OMAHA, Neb. (AP) - A federal appeals panel on Thursday upheld the dismissal of a lawsuit against Nebraska and various state officials that had faulted them for releasing a prisoner who killed an Omaha woman and three others shortly after he got out. But one judge left the door open for the woman’s husband to try again - an invitation his attorney said he’ll accept.
The three-judge panel of the 8th U.S. Circuit Court of Appeals backed a district court’s dismissal last year of the lawsuit brought by the husband of 33-year-old Andrea Kruger. The appeals panel agreed that the state and its officials are immune from liability because the release of Nikko Jenkins was discretionary and protected by law.
Kruger was pulled from her car on Aug. 21, 2013, in northwest Omaha and shot four times by Jenkins. In the days before that, Jenkins killed three other people in two separate attacks. He had been released from prison on July 30, 2013, after serving nearly 11 years for various crimes.
Jenkins pleaded no contest in 2014 and was convicted of four counts of first-degree murder. His sentencing has been delayed because of concerns about his competency.

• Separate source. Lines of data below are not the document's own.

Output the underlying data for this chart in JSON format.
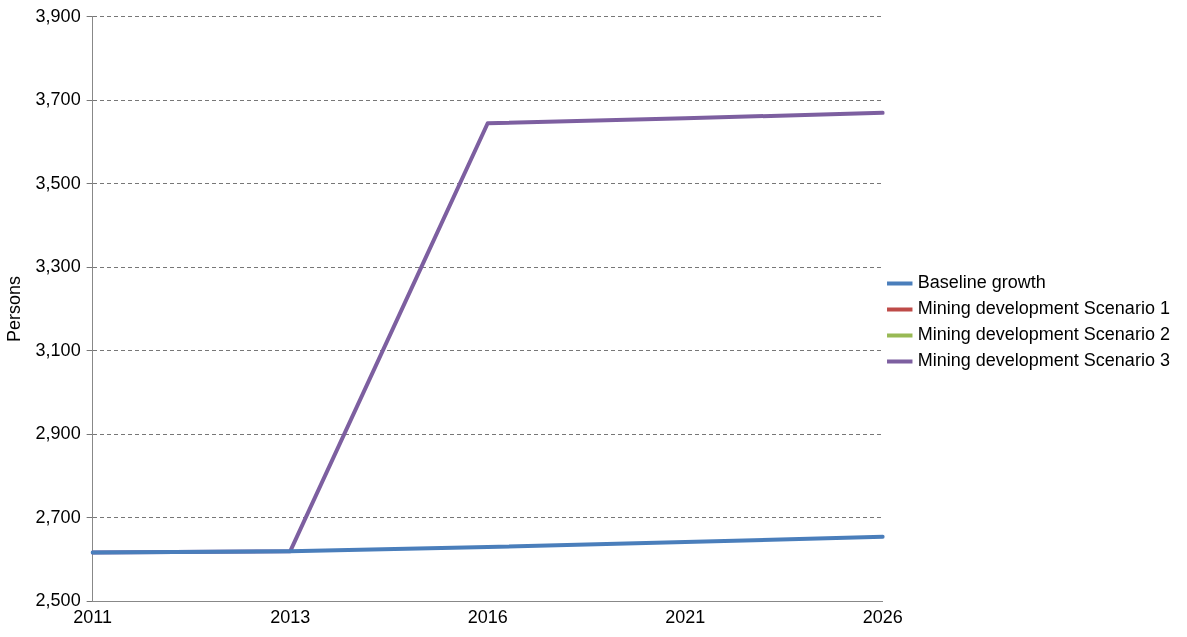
{
  "chart_data": {
    "type": "line",
    "ylabel": "Persons",
    "categories": [
      "2011",
      "2013",
      "2016",
      "2021",
      "2026"
    ],
    "series": [
      {
        "name": "Baseline growth",
        "color": "#4a7ebb",
        "values": [
          2617,
          2620,
          2630,
          2642,
          2655
        ]
      },
      {
        "name": "Mining development Scenario 1",
        "color": "#be4b48",
        "values": [
          null,
          null,
          null,
          null,
          null
        ]
      },
      {
        "name": "Mining development Scenario 2",
        "color": "#98b954",
        "values": [
          null,
          null,
          null,
          null,
          null
        ]
      },
      {
        "name": "Mining development Scenario 3",
        "color": "#7d5fa0",
        "values": [
          2617,
          2620,
          3645,
          3657,
          3670
        ]
      }
    ],
    "ylim": [
      2500,
      3900
    ],
    "yticks": [
      {
        "value": 2500,
        "label": "2,500"
      },
      {
        "value": 2700,
        "label": "2,700"
      },
      {
        "value": 2900,
        "label": "2,900"
      },
      {
        "value": 3100,
        "label": "3,100"
      },
      {
        "value": 3300,
        "label": "3,300"
      },
      {
        "value": 3500,
        "label": "3,500"
      },
      {
        "value": 3700,
        "label": "3,700"
      },
      {
        "value": 3900,
        "label": "3,900"
      }
    ],
    "grid": "y",
    "legend": "right",
    "marker": "none",
    "line_style": "solid"
  }
}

The lawsuit by Michael-Ryan Kruger said state prison officials “showed no common sense” in releasing Jenkins and thus placed his wife at “great risk of harm” because the state knew Jenkins intended to kill people at random after his release.
A state ombudsman’s report had faulted the prisons department, saying officials failed to get Jenkins the mental health treatment he needed and kept him in an isolation cell for most of the last two years of his sentence because of behavior problems. Jenkins had begged corrections officials to commit him to a mental health institution and told prison officials he would kill people if released.
In Thursday’s opinion, Judge Jane Kelly agreed with the two other judges in affirming the dismissal of the appeal, but said she would “accept an invitation to revisit” Kruger’s state-created danger argument.
That doctrine argues that a tragedy could have been prevented if the government and its officials had intervened. To succeed under current precedent, plaintiffs must show that government officials were aware of a specific, named victim or place to be targeted, Kelly said.
“I harbor some doubt as to the logic of our state-created-danger theory as it currently stands in the face of highly unusual circumstances such as are presented by this case,” she wrote.
Kruger’s attorney, Vince Powers of Lincoln, said Thursday he will ask the full 8th Circuit to hear the appeal, focused on the state-created danger argument.
The Nebraska Attorney General’s Office, which has defended the state against the lawsuit, did not immediately respond to a message Thursday.